Абрахам вздрогнул и смутился. Она произнесла это редкое и трудное слово так же легко, как в другое время могла бы повторить какое-нибудь грубое словечко, сказанное отцом.
— Если ты меня не любишь, зачем же приходишь сюда, и сидишь со мной, и мешаешь мне работать, когда мне следовало бы работать как можно прилежнее? — Она снова весело засмеялась. — Но ты можешь мне довериться! Я все отлично понимаю: ты ведь больше не любишь свою жену.
— Но, Грета! Как ты додумалась до этого?
— Я слыхала…
— От кого?
— От тебя.
— Ну, это уж неправда, Грета! Я никогда ни одного слова не сказал…
— Нет! Конечно, ты не сказал ни слова, но я ведь слышу не слова, а голос, каким говорят; я знаю все, о чем ты думаешь, я чувствую, как ты скажешь: «Здравствуй, Грета!» Уже по звуку твоих шагов за окном я знаю, зачем ты пришел: мешать мне работать или… или…
— Или что?
Она оставила работу, протянула к нему обе руки, и, прежде чем он успел предотвратить ее движение или отдать себе отчет в том, что происходит, она прижалась плечом к его плечу и шепнула ему на ухо:
— Или ты приходишь грустный и усталый, потому что тебе плохо, Абрахам!
Солнце освещало комнату.

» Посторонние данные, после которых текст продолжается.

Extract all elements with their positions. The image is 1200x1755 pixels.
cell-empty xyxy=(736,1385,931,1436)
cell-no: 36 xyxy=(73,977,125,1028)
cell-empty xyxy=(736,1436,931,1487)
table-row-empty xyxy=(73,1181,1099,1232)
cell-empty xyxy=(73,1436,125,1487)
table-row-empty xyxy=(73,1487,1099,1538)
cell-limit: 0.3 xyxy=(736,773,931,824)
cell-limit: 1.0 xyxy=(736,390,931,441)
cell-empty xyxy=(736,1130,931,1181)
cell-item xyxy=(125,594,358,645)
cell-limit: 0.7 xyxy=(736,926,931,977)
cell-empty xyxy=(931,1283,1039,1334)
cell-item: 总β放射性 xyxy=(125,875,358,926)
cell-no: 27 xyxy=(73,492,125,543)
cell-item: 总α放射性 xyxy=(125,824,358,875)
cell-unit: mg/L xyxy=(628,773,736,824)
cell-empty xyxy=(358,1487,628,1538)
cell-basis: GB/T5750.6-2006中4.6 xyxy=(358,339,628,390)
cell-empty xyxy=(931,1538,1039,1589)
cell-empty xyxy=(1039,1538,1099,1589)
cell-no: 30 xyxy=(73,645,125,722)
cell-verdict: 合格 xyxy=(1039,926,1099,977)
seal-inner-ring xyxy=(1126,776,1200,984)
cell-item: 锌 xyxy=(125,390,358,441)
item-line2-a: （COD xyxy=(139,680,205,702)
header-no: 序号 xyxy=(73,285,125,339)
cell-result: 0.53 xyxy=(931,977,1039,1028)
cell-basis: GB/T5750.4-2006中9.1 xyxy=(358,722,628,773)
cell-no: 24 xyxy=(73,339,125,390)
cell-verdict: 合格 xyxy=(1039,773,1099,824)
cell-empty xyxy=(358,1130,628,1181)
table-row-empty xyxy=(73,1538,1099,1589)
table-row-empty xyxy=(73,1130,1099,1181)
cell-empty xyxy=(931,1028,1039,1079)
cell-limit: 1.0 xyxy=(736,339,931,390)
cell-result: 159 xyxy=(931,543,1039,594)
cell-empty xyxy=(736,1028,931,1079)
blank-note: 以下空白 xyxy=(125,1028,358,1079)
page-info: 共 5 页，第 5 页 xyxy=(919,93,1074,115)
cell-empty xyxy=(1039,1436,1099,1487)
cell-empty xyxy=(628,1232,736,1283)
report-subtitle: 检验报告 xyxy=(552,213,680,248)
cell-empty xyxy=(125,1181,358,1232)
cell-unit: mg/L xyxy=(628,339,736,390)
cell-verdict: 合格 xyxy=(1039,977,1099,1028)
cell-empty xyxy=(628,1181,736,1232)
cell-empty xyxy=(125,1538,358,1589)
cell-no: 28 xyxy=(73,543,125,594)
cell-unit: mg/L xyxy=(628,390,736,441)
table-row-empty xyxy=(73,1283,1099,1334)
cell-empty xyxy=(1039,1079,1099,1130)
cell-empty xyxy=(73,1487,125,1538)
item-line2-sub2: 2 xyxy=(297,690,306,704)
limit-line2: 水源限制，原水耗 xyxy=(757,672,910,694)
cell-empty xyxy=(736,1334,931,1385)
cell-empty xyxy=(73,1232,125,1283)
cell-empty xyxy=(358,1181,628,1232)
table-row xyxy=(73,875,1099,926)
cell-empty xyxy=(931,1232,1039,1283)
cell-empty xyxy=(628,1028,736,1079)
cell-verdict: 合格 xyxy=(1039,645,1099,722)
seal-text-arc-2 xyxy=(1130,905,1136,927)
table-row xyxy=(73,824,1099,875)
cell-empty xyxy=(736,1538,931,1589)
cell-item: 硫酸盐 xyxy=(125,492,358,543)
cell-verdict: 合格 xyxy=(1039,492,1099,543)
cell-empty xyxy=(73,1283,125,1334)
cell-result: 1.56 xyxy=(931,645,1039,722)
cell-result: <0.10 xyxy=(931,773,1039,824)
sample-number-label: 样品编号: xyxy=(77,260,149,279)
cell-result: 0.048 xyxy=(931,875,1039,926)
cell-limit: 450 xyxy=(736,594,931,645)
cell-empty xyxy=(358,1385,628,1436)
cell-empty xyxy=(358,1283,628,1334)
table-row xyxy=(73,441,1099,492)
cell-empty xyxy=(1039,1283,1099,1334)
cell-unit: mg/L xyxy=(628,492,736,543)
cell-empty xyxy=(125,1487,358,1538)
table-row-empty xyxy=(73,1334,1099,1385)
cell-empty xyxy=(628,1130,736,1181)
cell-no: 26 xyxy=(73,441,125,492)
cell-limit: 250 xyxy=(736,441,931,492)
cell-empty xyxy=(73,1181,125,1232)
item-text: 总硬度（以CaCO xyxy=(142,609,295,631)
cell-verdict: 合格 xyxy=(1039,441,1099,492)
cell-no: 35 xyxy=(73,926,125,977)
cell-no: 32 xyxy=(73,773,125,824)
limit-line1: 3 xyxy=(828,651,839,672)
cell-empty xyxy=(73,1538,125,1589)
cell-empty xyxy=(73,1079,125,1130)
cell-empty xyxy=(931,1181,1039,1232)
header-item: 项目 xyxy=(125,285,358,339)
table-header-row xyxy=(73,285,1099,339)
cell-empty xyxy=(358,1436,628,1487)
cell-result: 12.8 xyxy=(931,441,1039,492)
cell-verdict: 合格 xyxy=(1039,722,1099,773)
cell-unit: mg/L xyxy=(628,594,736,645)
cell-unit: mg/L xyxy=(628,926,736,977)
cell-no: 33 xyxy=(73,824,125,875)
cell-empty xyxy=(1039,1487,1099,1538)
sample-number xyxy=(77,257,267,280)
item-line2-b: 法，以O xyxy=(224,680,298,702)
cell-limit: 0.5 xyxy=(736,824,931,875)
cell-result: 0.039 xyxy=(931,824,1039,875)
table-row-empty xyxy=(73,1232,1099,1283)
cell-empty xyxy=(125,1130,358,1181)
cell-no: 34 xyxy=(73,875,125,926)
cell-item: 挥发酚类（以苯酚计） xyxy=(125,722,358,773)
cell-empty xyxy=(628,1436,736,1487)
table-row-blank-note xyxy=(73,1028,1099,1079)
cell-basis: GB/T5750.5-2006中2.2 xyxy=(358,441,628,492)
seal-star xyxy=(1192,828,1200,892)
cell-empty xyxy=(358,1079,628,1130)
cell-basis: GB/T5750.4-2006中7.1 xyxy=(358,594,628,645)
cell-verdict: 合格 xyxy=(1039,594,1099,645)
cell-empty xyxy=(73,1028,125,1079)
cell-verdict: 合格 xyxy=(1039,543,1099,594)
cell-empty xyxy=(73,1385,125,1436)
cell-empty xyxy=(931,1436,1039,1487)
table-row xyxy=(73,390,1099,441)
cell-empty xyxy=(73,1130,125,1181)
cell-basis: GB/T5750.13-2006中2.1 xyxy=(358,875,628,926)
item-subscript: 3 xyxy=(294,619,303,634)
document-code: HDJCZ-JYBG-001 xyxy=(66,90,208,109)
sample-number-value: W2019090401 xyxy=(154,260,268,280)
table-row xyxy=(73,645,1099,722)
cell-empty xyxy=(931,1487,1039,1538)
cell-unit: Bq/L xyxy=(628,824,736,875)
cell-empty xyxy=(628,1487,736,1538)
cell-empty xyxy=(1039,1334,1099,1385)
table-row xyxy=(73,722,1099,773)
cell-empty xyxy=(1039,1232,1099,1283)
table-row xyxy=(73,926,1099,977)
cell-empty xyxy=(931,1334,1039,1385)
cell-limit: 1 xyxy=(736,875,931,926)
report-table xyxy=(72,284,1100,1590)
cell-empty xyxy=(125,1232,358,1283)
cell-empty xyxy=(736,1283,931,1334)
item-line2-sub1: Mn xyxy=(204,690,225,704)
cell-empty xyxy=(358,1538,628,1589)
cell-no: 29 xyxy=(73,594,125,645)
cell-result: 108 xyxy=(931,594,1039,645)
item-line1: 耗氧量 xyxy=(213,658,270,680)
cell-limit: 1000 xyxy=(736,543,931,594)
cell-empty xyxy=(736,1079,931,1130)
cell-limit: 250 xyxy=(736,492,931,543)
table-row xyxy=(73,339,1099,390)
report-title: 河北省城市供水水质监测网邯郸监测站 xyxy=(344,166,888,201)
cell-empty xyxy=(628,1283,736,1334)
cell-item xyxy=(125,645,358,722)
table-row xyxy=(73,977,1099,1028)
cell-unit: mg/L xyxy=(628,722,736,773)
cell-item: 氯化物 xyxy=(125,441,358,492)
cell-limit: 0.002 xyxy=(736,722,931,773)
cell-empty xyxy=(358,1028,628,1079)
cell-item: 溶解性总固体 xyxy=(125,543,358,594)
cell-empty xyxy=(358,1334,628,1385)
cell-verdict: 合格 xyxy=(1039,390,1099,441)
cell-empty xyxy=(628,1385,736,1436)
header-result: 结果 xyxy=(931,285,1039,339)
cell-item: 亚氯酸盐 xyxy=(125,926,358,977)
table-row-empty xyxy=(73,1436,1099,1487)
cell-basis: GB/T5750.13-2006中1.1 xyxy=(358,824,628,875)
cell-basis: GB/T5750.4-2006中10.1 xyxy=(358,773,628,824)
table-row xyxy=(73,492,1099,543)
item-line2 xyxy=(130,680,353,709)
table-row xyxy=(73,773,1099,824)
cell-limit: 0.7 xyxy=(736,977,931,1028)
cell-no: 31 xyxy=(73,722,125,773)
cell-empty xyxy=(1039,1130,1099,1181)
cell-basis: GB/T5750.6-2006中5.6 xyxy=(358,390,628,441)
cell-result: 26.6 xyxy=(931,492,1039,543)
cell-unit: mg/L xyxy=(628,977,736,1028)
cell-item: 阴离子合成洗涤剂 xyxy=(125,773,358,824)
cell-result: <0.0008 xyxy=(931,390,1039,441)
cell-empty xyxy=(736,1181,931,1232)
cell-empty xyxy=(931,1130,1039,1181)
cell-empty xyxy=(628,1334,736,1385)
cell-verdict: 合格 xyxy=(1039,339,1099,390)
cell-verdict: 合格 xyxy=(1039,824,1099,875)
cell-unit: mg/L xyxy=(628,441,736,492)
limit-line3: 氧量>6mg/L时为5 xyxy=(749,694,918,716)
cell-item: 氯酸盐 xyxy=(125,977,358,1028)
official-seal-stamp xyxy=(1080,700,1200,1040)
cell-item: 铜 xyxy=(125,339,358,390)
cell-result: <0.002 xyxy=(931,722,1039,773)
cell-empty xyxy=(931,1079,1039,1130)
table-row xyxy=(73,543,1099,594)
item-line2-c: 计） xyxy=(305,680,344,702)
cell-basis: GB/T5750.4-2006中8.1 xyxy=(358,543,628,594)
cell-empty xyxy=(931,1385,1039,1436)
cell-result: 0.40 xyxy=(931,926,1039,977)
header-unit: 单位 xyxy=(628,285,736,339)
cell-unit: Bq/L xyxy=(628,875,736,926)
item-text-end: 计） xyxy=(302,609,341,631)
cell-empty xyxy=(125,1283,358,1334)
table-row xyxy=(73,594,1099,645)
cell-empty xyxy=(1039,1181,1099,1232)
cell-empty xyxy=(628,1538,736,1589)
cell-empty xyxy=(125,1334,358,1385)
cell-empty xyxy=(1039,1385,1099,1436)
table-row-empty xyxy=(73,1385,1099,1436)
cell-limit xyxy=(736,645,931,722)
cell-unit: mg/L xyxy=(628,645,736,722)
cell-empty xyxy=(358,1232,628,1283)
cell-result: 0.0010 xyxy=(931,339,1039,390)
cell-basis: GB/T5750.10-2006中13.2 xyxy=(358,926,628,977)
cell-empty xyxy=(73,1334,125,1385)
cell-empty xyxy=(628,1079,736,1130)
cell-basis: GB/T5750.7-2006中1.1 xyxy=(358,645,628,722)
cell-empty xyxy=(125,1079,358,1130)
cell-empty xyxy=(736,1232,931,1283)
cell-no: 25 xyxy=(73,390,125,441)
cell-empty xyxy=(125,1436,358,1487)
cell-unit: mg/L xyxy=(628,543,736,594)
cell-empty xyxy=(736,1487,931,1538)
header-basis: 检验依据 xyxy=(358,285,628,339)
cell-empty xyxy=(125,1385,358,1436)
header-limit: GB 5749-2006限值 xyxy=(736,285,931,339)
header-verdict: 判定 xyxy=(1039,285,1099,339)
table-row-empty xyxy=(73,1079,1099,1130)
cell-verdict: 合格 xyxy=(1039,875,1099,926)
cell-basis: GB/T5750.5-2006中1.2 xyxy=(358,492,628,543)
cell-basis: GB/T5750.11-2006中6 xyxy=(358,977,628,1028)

Была осень, ранняя осень, когда солнце проходит низко над горизонтом и заглядывает в маленькие окна, наполняя комнаты теплым золотым светом. И в то время как странно взволнованный и смущенный Абрахам старался скрыть свое беспокойство, чтобы не испугать ее, Грета прижалась щекой к его щеке и сказала, что испытывает блаженство, чувствуя, как солнечный свет струится на нее.
Ему вдруг стало так грустно, что он готов был заплакать. Он молча держал ее в объятиях и думал о своей жизни. До сих пор он не сознавал, как несказанно уныла и бессмысленна эта жизнь. Теперь все ясно, ясно и пусто. Он почувствовал бремя лет, усталость от разочарований. А что могла дать жизнь этой несчастной девушке, обвившей руками его шею?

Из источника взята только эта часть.